There's another group of companies, largely overlooked, that could also be cooperating with the NSA. These are firms clustered around the Beltway that contract with the agency to provide intelligence analysts, data-mining technologies and equipment used in the NSA's global signals-intelligence operations. The largest of them employ so many former intelligence officials that it's almost impossible to see where the government ends and the private sector begins. Booz Allen Hamilton, the prime contractor for Trailblazer, a huge NSA project updating its surveillance and eavesdropping infrastructure, employs several NSA alumni, including Mike McConnell, its vice president, who retired as NSA director in 1996. (Ralph Shrader, the company's CEO, joined Booz Allen in 1978 after serving in senior positions with Western Union and RCA, both of which cooperated with the NSA on Operation Shamrock.) SI International, a software and systems engineering company with NSA contracts, recently hired Harry Gatanas, the NSA's former director of acquisitions and outsourcing, to oversee its $250-million-a-year business with US intelligence and the Pentagon. Science Applications International Corporation, another big NSA contractor, is run by executives with long histories in military intelligence, including COO Duane Andrews, a former Assistant Secretary of Defense for Command, Control, Communications and Intelligence.
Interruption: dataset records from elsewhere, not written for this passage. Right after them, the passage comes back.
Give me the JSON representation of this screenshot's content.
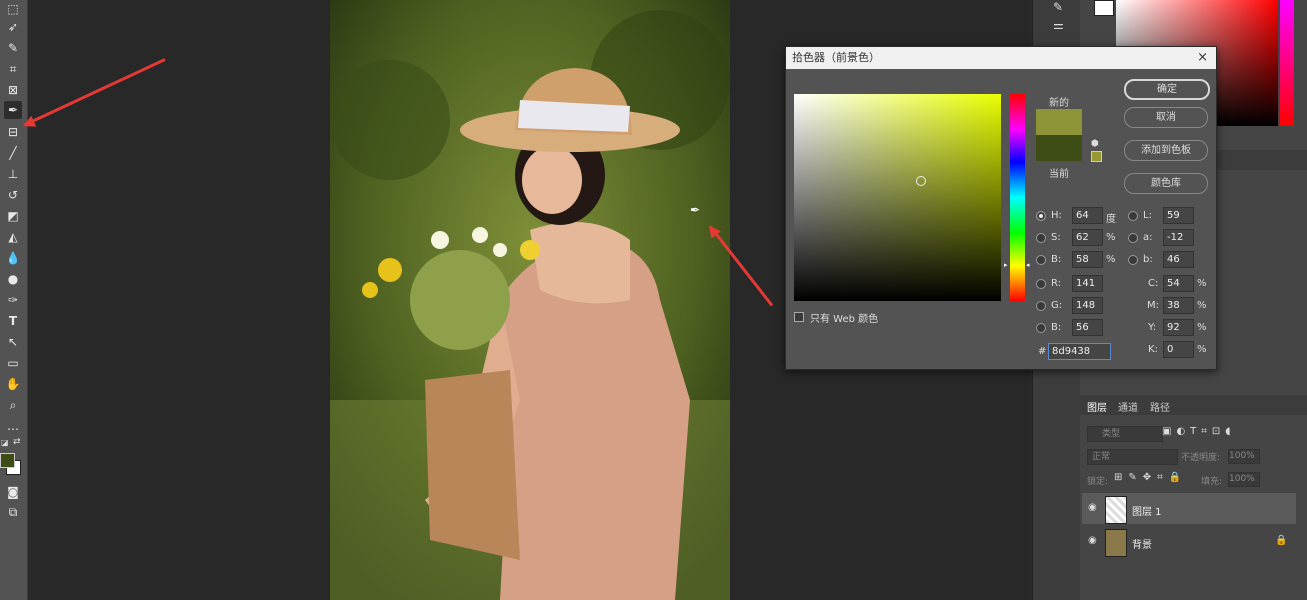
{
  "colors": {
    "new": "#8d9438",
    "current": "#3e4c15",
    "accent": "#e53935"
  },
  "picker": {
    "title": "拾色器（前景色）",
    "close": "×",
    "new_label": "新的",
    "current_label": "当前",
    "web_only": "只有 Web 颜色",
    "buttons": {
      "ok": "确定",
      "cancel": "取消",
      "add_swatch": "添加到色板",
      "libraries": "颜色库"
    },
    "fields": {
      "H": {
        "label": "H:",
        "value": "64",
        "unit": "度"
      },
      "S": {
        "label": "S:",
        "value": "62",
        "unit": "%"
      },
      "B": {
        "label": "B:",
        "value": "58",
        "unit": "%"
      },
      "R": {
        "label": "R:",
        "value": "141"
      },
      "G": {
        "label": "G:",
        "value": "148"
      },
      "Bl": {
        "label": "B:",
        "value": "56"
      },
      "L": {
        "label": "L:",
        "value": "59"
      },
      "a": {
        "label": "a:",
        "value": "-12"
      },
      "b": {
        "label": "b:",
        "value": "46"
      },
      "C": {
        "label": "C:",
        "value": "54",
        "unit": "%"
      },
      "M": {
        "label": "M:",
        "value": "38",
        "unit": "%"
      },
      "Y": {
        "label": "Y:",
        "value": "92",
        "unit": "%"
      },
      "K": {
        "label": "K:",
        "value": "0",
        "unit": "%"
      },
      "hex_label": "#",
      "hex": "8d9438"
    }
  },
  "layers_panel": {
    "tabs": [
      "图层",
      "通道",
      "路径"
    ],
    "filter_placeholder": "类型",
    "blend_mode": "正常",
    "opacity_label": "不透明度:",
    "opacity": "100%",
    "lock_label": "锁定:",
    "fill_label": "填充:",
    "fill": "100%",
    "layers": [
      {
        "name": "图层 1"
      },
      {
        "name": "背景"
      }
    ]
  }
}
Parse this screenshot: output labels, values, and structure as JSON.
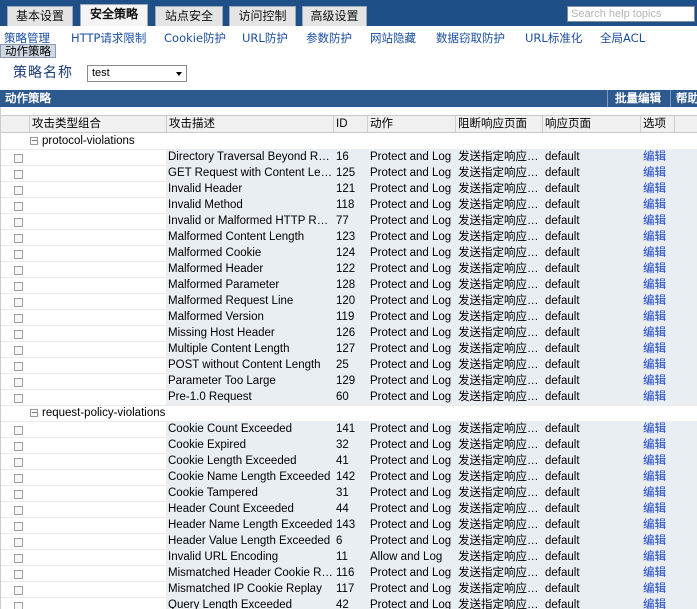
{
  "top_tabs": [
    {
      "label": "基本设置",
      "active": false
    },
    {
      "label": "安全策略",
      "active": true
    },
    {
      "label": "站点安全",
      "active": false
    },
    {
      "label": "访问控制",
      "active": false
    },
    {
      "label": "高级设置",
      "active": false
    }
  ],
  "search": {
    "placeholder": "Search help topics"
  },
  "submenu": [
    "策略管理",
    "HTTP请求限制",
    "Cookie防护",
    "URL防护",
    "参数防护",
    "网站隐藏",
    "数据窃取防护",
    "URL标准化",
    "全局ACL"
  ],
  "breadcrumb": "动作策略",
  "policy": {
    "label": "策略名称",
    "selected": "test"
  },
  "section": {
    "title": "动作策略",
    "batch_edit": "批量编辑",
    "help": "帮助"
  },
  "columns": [
    "攻击类型组合",
    "攻击描述",
    "ID",
    "动作",
    "阻断响应页面",
    "响应页面",
    "选项"
  ],
  "groups": [
    {
      "name": "protocol-violations",
      "rows": [
        {
          "desc": "Directory Traversal Beyond Root",
          "id": "16",
          "action": "Protect and Log",
          "block_page": "发送指定响应页面",
          "response_page": "default",
          "option": "编辑"
        },
        {
          "desc": "GET Request with Content Length",
          "id": "125",
          "action": "Protect and Log",
          "block_page": "发送指定响应页面",
          "response_page": "default",
          "option": "编辑"
        },
        {
          "desc": "Invalid Header",
          "id": "121",
          "action": "Protect and Log",
          "block_page": "发送指定响应页面",
          "response_page": "default",
          "option": "编辑"
        },
        {
          "desc": "Invalid Method",
          "id": "118",
          "action": "Protect and Log",
          "block_page": "发送指定响应页面",
          "response_page": "default",
          "option": "编辑"
        },
        {
          "desc": "Invalid or Malformed HTTP Request",
          "id": "77",
          "action": "Protect and Log",
          "block_page": "发送指定响应页面",
          "response_page": "default",
          "option": "编辑"
        },
        {
          "desc": "Malformed Content Length",
          "id": "123",
          "action": "Protect and Log",
          "block_page": "发送指定响应页面",
          "response_page": "default",
          "option": "编辑"
        },
        {
          "desc": "Malformed Cookie",
          "id": "124",
          "action": "Protect and Log",
          "block_page": "发送指定响应页面",
          "response_page": "default",
          "option": "编辑"
        },
        {
          "desc": "Malformed Header",
          "id": "122",
          "action": "Protect and Log",
          "block_page": "发送指定响应页面",
          "response_page": "default",
          "option": "编辑"
        },
        {
          "desc": "Malformed Parameter",
          "id": "128",
          "action": "Protect and Log",
          "block_page": "发送指定响应页面",
          "response_page": "default",
          "option": "编辑"
        },
        {
          "desc": "Malformed Request Line",
          "id": "120",
          "action": "Protect and Log",
          "block_page": "发送指定响应页面",
          "response_page": "default",
          "option": "编辑"
        },
        {
          "desc": "Malformed Version",
          "id": "119",
          "action": "Protect and Log",
          "block_page": "发送指定响应页面",
          "response_page": "default",
          "option": "编辑"
        },
        {
          "desc": "Missing Host Header",
          "id": "126",
          "action": "Protect and Log",
          "block_page": "发送指定响应页面",
          "response_page": "default",
          "option": "编辑"
        },
        {
          "desc": "Multiple Content Length",
          "id": "127",
          "action": "Protect and Log",
          "block_page": "发送指定响应页面",
          "response_page": "default",
          "option": "编辑"
        },
        {
          "desc": "POST without Content Length",
          "id": "25",
          "action": "Protect and Log",
          "block_page": "发送指定响应页面",
          "response_page": "default",
          "option": "编辑"
        },
        {
          "desc": "Parameter Too Large",
          "id": "129",
          "action": "Protect and Log",
          "block_page": "发送指定响应页面",
          "response_page": "default",
          "option": "编辑"
        },
        {
          "desc": "Pre-1.0 Request",
          "id": "60",
          "action": "Protect and Log",
          "block_page": "发送指定响应页面",
          "response_page": "default",
          "option": "编辑"
        }
      ]
    },
    {
      "name": "request-policy-violations",
      "rows": [
        {
          "desc": "Cookie Count Exceeded",
          "id": "141",
          "action": "Protect and Log",
          "block_page": "发送指定响应页面",
          "response_page": "default",
          "option": "编辑"
        },
        {
          "desc": "Cookie Expired",
          "id": "32",
          "action": "Protect and Log",
          "block_page": "发送指定响应页面",
          "response_page": "default",
          "option": "编辑"
        },
        {
          "desc": "Cookie Length Exceeded",
          "id": "41",
          "action": "Protect and Log",
          "block_page": "发送指定响应页面",
          "response_page": "default",
          "option": "编辑"
        },
        {
          "desc": "Cookie Name Length Exceeded",
          "id": "142",
          "action": "Protect and Log",
          "block_page": "发送指定响应页面",
          "response_page": "default",
          "option": "编辑"
        },
        {
          "desc": "Cookie Tampered",
          "id": "31",
          "action": "Protect and Log",
          "block_page": "发送指定响应页面",
          "response_page": "default",
          "option": "编辑"
        },
        {
          "desc": "Header Count Exceeded",
          "id": "44",
          "action": "Protect and Log",
          "block_page": "发送指定响应页面",
          "response_page": "default",
          "option": "编辑"
        },
        {
          "desc": "Header Name Length Exceeded",
          "id": "143",
          "action": "Protect and Log",
          "block_page": "发送指定响应页面",
          "response_page": "default",
          "option": "编辑"
        },
        {
          "desc": "Header Value Length Exceeded",
          "id": "6",
          "action": "Protect and Log",
          "block_page": "发送指定响应页面",
          "response_page": "default",
          "option": "编辑"
        },
        {
          "desc": "Invalid URL Encoding",
          "id": "11",
          "action": "Allow and Log",
          "block_page": "发送指定响应页面",
          "response_page": "default",
          "option": "编辑"
        },
        {
          "desc": "Mismatched Header Cookie Replay",
          "id": "116",
          "action": "Protect and Log",
          "block_page": "发送指定响应页面",
          "response_page": "default",
          "option": "编辑"
        },
        {
          "desc": "Mismatched IP Cookie Replay",
          "id": "117",
          "action": "Protect and Log",
          "block_page": "发送指定响应页面",
          "response_page": "default",
          "option": "编辑"
        },
        {
          "desc": "Query Length Exceeded",
          "id": "42",
          "action": "Protect and Log",
          "block_page": "发送指定响应页面",
          "response_page": "default",
          "option": "编辑"
        }
      ]
    }
  ]
}
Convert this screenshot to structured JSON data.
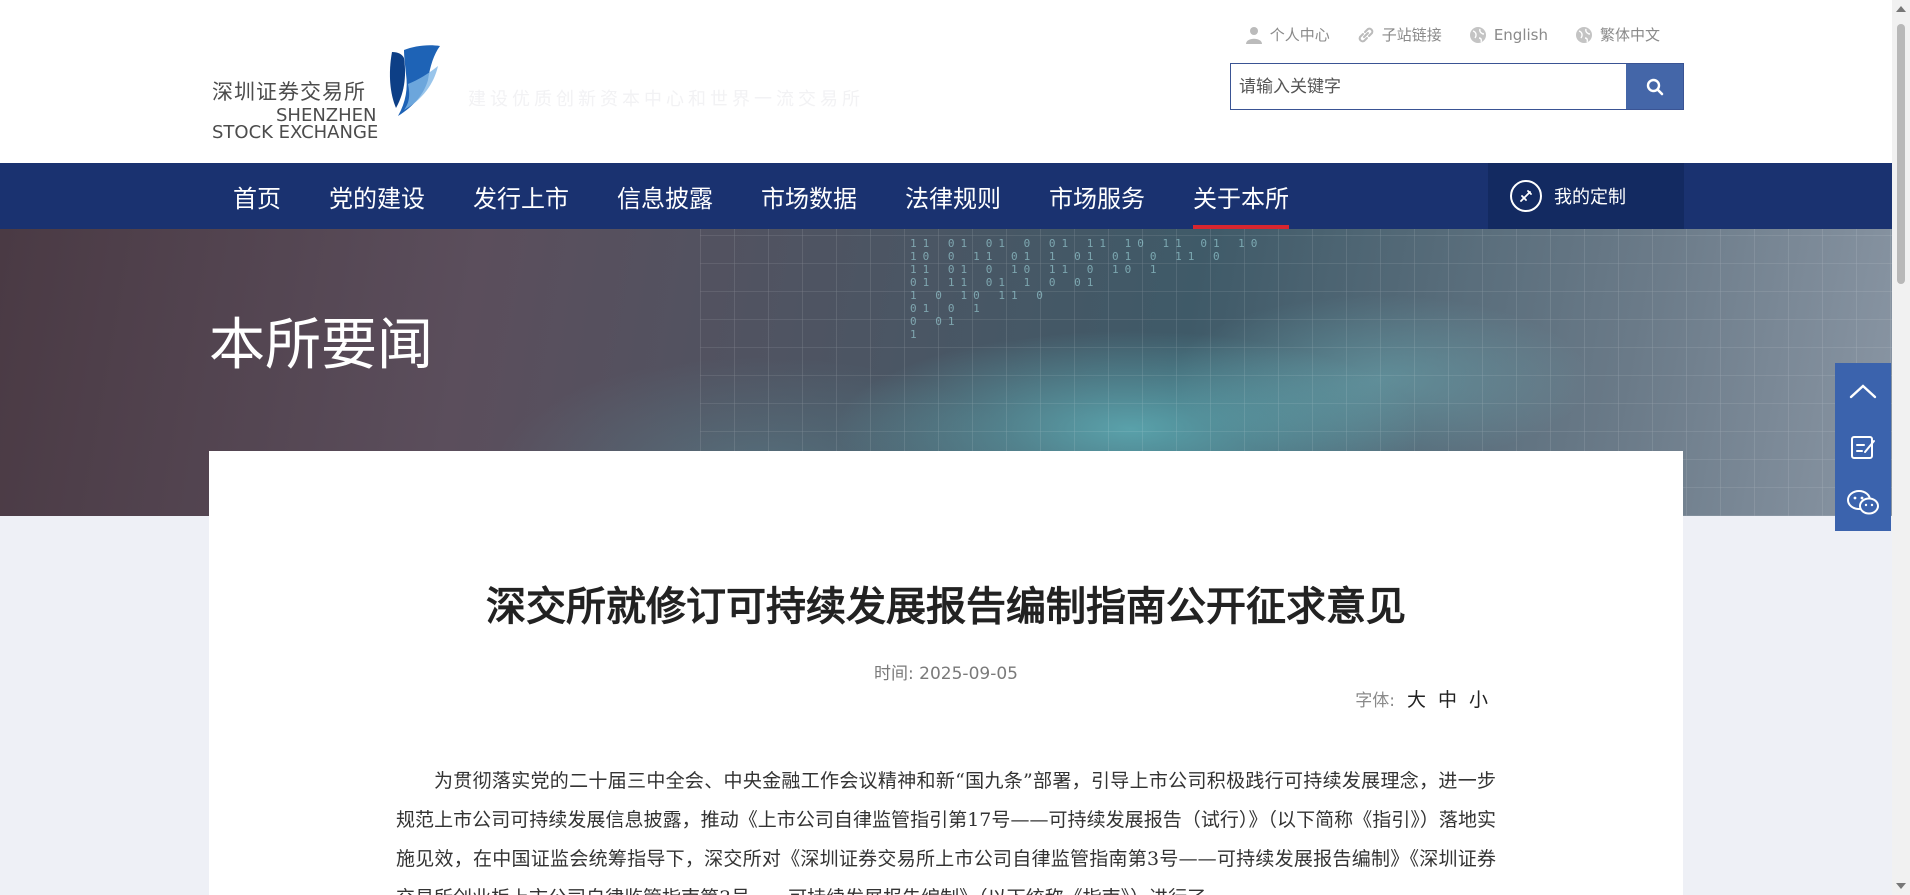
{
  "header": {
    "logo": {
      "cn": "深圳证券交易所",
      "en_line1": "SHENZHEN",
      "en_line2": "STOCK EXCHANGE"
    },
    "slogan": "建设优质创新资本中心和世界一流交易所",
    "toplinks": [
      {
        "label": "个人中心",
        "icon": "user-icon"
      },
      {
        "label": "子站链接",
        "icon": "link-icon"
      },
      {
        "label": "English",
        "icon": "globe-icon"
      },
      {
        "label": "繁体中文",
        "icon": "globe-icon"
      }
    ],
    "search": {
      "placeholder": "请输入关键字",
      "value": ""
    }
  },
  "nav": {
    "items": [
      {
        "label": "首页"
      },
      {
        "label": "党的建设"
      },
      {
        "label": "发行上市"
      },
      {
        "label": "信息披露"
      },
      {
        "label": "市场数据"
      },
      {
        "label": "法律规则"
      },
      {
        "label": "市场服务"
      },
      {
        "label": "关于本所",
        "active": true
      }
    ],
    "custom_label": "我的定制"
  },
  "banner": {
    "title": "本所要闻"
  },
  "article": {
    "title": "深交所就修订可持续发展报告编制指南公开征求意见",
    "date_label": "时间:",
    "date": "2025-09-05",
    "font_label": "字体:",
    "font_options": [
      "大",
      "中",
      "小"
    ],
    "body": "为贯彻落实党的二十届三中全会、中央金融工作会议精神和新“国九条”部署，引导上市公司积极践行可持续发展理念，进一步规范上市公司可持续发展信息披露，推动《上市公司自律监管指引第17号——可持续发展报告（试行）》（以下简称《指引》）落地实施见效，在中国证监会统筹指导下，深交所对《深圳证券交易所上市公司自律监管指南第3号——可持续发展报告编制》《深圳证券交易所创业板上市公司自律监管指南第3号——可持续发展报告编制》（以下统称《指南》）进行了"
  },
  "side_tools": [
    {
      "icon": "back-to-top-icon"
    },
    {
      "icon": "feedback-icon"
    },
    {
      "icon": "wechat-icon"
    }
  ],
  "colors": {
    "nav_bg": "#1a3270",
    "accent": "#d8262f",
    "search_btn": "#4466a8",
    "side_bg": "#3b63ad"
  }
}
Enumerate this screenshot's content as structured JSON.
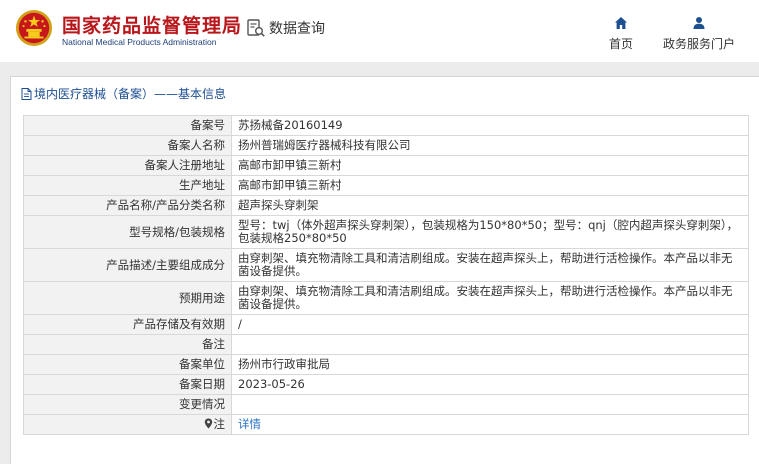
{
  "header": {
    "site_name_cn": "国家药品监督管理局",
    "site_name_en": "National Medical Products Administration",
    "query_label": "数据查询",
    "nav": [
      {
        "label": "首页",
        "icon": "home-icon"
      },
      {
        "label": "政务服务门户",
        "icon": "user-icon"
      }
    ]
  },
  "breadcrumb": "境内医疗器械（备案）——基本信息",
  "details": {
    "record_no": {
      "label": "备案号",
      "value": "苏扬械备20160149"
    },
    "filer_name": {
      "label": "备案人名称",
      "value": "扬州普瑞姆医疗器械科技有限公司"
    },
    "filer_address": {
      "label": "备案人注册地址",
      "value": "高邮市卸甲镇三新村"
    },
    "production_address": {
      "label": "生产地址",
      "value": "高邮市卸甲镇三新村"
    },
    "product_name": {
      "label": "产品名称/产品分类名称",
      "value": "超声探头穿刺架"
    },
    "model_spec": {
      "label": "型号规格/包装规格",
      "value": "型号：twj（体外超声探头穿刺架），包装规格为150*80*50；型号：qnj（腔内超声探头穿刺架），包装规格250*80*50"
    },
    "description": {
      "label": "产品描述/主要组成成分",
      "value": "由穿刺架、填充物清除工具和清洁刷组成。安装在超声探头上，帮助进行活检操作。本产品以非无菌设备提供。"
    },
    "intended_use": {
      "label": "预期用途",
      "value": "由穿刺架、填充物清除工具和清洁刷组成。安装在超声探头上，帮助进行活检操作。本产品以非无菌设备提供。"
    },
    "storage": {
      "label": "产品存储及有效期",
      "value": "/"
    },
    "remarks": {
      "label": "备注",
      "value": ""
    },
    "record_unit": {
      "label": "备案单位",
      "value": "扬州市行政审批局"
    },
    "record_date": {
      "label": "备案日期",
      "value": "2023-05-26"
    },
    "changes": {
      "label": "变更情况",
      "value": ""
    },
    "note": {
      "label": "注",
      "value": "详情"
    }
  },
  "colors": {
    "brand_red": "#b8161a",
    "brand_blue": "#1e3f7a",
    "link_blue": "#2a72c9",
    "label_bg": "#f2f2f2",
    "page_bg": "#ececec"
  }
}
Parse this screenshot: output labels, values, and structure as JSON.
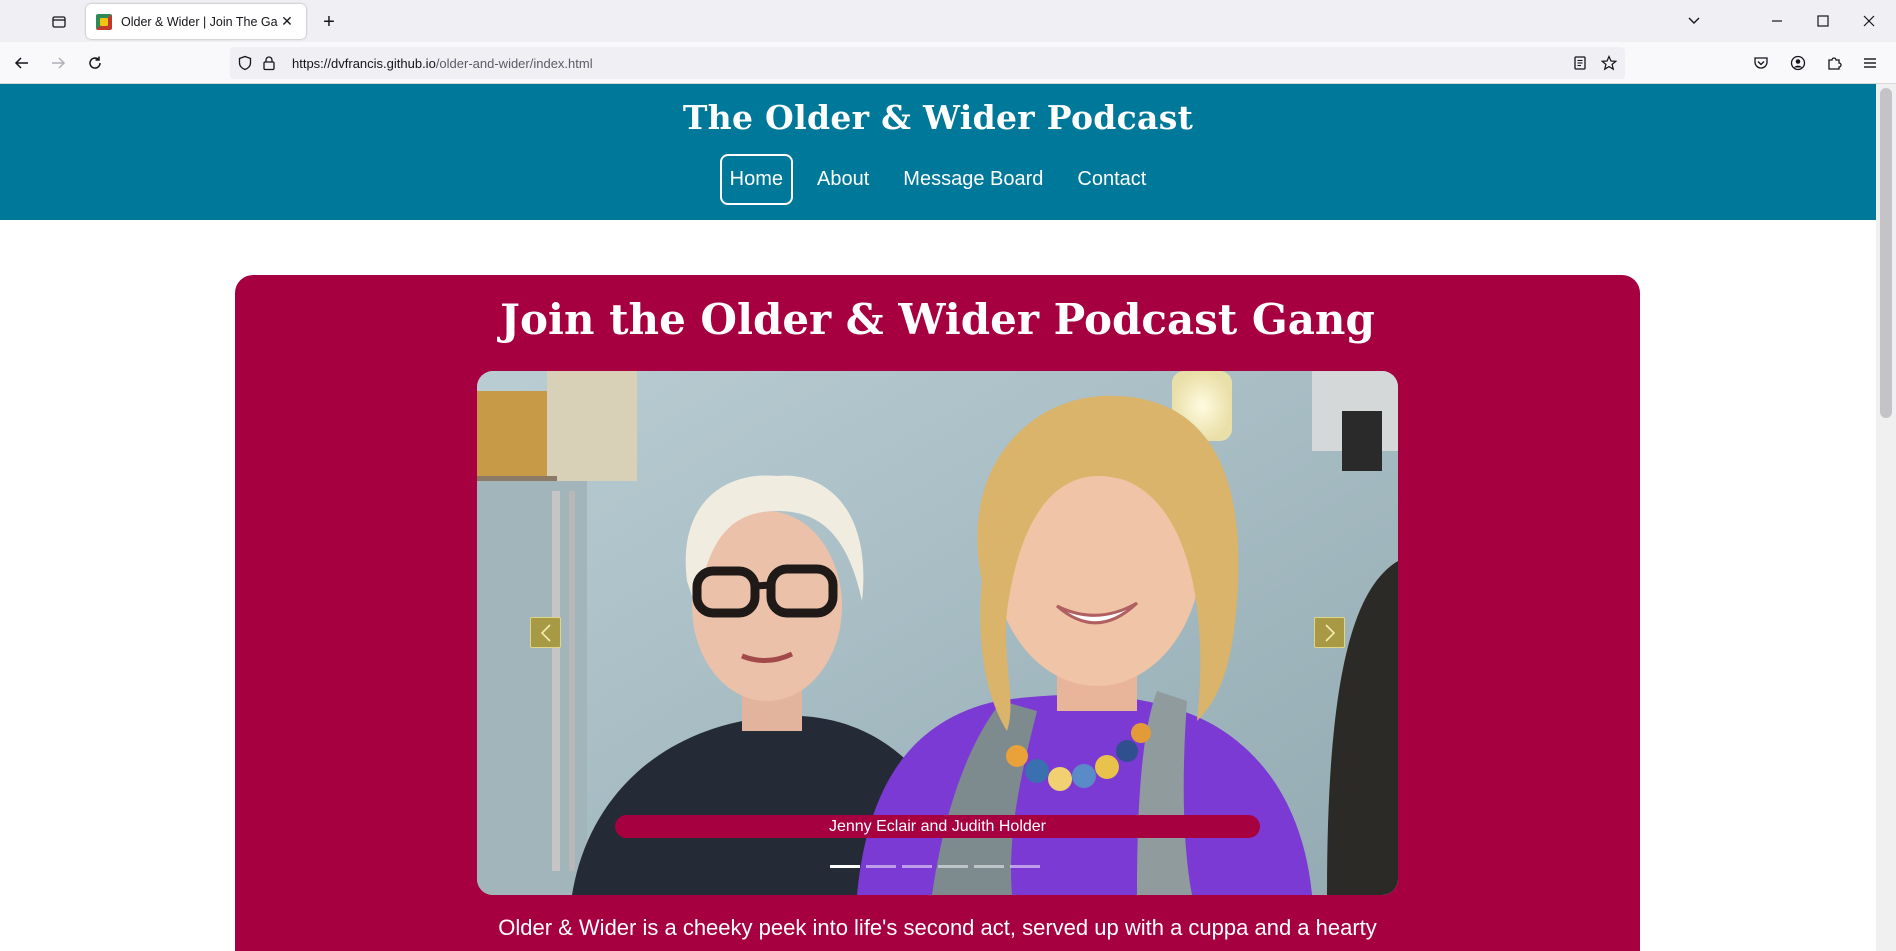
{
  "browser": {
    "tab_title": "Older & Wider | Join The Gang",
    "url_host": "https://dvfrancis.github.io",
    "url_path": "/older-and-wider/index.html"
  },
  "site": {
    "title": "The Older & Wider Podcast",
    "nav": [
      "Home",
      "About",
      "Message Board",
      "Contact"
    ],
    "active_nav": "Home"
  },
  "main": {
    "heading": "Join the Older & Wider Podcast Gang",
    "carousel": {
      "caption": "Jenny Eclair and Judith Holder",
      "slide_count": 6,
      "active_slide": 1
    },
    "intro_text": "Older & Wider is a cheeky peek into life's second act, served up with a cuppa and a hearty"
  },
  "colors": {
    "header": "#007899",
    "card": "#a70041",
    "carousel_control": "#a89a44"
  }
}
Are firms that cooperate with the NSA legally culpable? Bamford, who is not a lawyer but probably knows more about the NSA than any American outside government, says yes. "The FISA law is very clear," he says. "If you don't have a warrant, you're in violation, and the penalty is five years and you can be sued by the aggrieved parties." Kevin Bankston, an attorney for the Electronic Frontier Foundation, adds that US law "not only prohibits unauthorized wiretapping; it also prohibits unauthorized disclosure or use of illegally wiretapped information. As long as you were doing that, you're potentially liable." Schneier, the technology consultant, harbors no doubts either. "Arguing that this is legal is basically saying we're in a police state."
But Gidari, the Seattle telecom attorney, believes that companies would be insulated from legal challenges if they had assurances from the government that the program was within the law. He also says Congress has passed legislation granting immunity to companies operating under "statutory grants of authority" from the government. "It's not a slamdunk, but it is a good-faith defense," he says. Former Justice Department official Bass agrees but says reliance on oral requests from US officials is another matter: "If they didn't get the type of legal assurances the FISA provides for"–such as a written statement from the Attorney General–"there could be some legal exposure." But a full airing of the legal issues raised by the surveillance program may be a long time coming. "The likelihood of any enforcement absent a change in administration is zero," Bass says.